Microbrand
A microbrand is a small, independently-owned watch brand — typically founded by enthusiasts, selling direct-to-consumer, and producing in low volume.
A microbrand is a small, independently-owned watch brand. Microbrands typically share several traits: founded by an enthusiast (often funded via Kickstarter, Indiegogo, or personal savings), low production volume (hundreds to low thousands of units per reference), direct-to-consumer sales (no retail distribution, no authorised-dealer network), and aggressive pricing relative to mainstream brands of comparable spec.

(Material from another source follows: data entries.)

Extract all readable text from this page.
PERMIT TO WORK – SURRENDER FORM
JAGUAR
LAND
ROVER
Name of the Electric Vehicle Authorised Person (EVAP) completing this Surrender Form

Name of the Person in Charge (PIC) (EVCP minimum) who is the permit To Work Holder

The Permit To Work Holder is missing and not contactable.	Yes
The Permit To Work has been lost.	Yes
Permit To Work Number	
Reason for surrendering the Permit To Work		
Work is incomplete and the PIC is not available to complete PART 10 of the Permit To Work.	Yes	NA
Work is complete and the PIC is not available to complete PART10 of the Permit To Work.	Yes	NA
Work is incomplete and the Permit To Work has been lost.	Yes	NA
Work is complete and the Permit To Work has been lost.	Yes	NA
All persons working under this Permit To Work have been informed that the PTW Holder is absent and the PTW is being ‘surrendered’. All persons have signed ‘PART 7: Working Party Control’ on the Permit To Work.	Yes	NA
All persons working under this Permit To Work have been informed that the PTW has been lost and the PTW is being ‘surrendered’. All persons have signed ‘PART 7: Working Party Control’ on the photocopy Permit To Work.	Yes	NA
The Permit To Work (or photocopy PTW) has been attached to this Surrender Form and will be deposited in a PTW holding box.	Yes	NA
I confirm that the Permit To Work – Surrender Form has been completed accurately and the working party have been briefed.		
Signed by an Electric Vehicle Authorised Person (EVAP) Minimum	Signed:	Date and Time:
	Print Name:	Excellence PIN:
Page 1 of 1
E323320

Microbrands generally don't build their own movements; they assemble watches around Seiko NH35, Miyota 9015, Sellita SW200-1, or ETA 2824 calibers, with custom cases, dials, and bezels manufactured in Hong Kong, mainland China, or Switzerland depending on the brand's positioning.
Well-known microbrands include Christopher Ward (one of the largest, arguably no longer "micro"), Lorier, Halios, Baltic, Farer, Boldr, Yema (revived), Monta, Studio Underd0g, Brew, NTH, and anOrdain. The label "microbrand" is somewhat fluid — at some point a microbrand becomes simply "an independent brand" or "a small Swiss brand" — but the underlying differentiator is enthusiast-owned, low-volume, direct sales.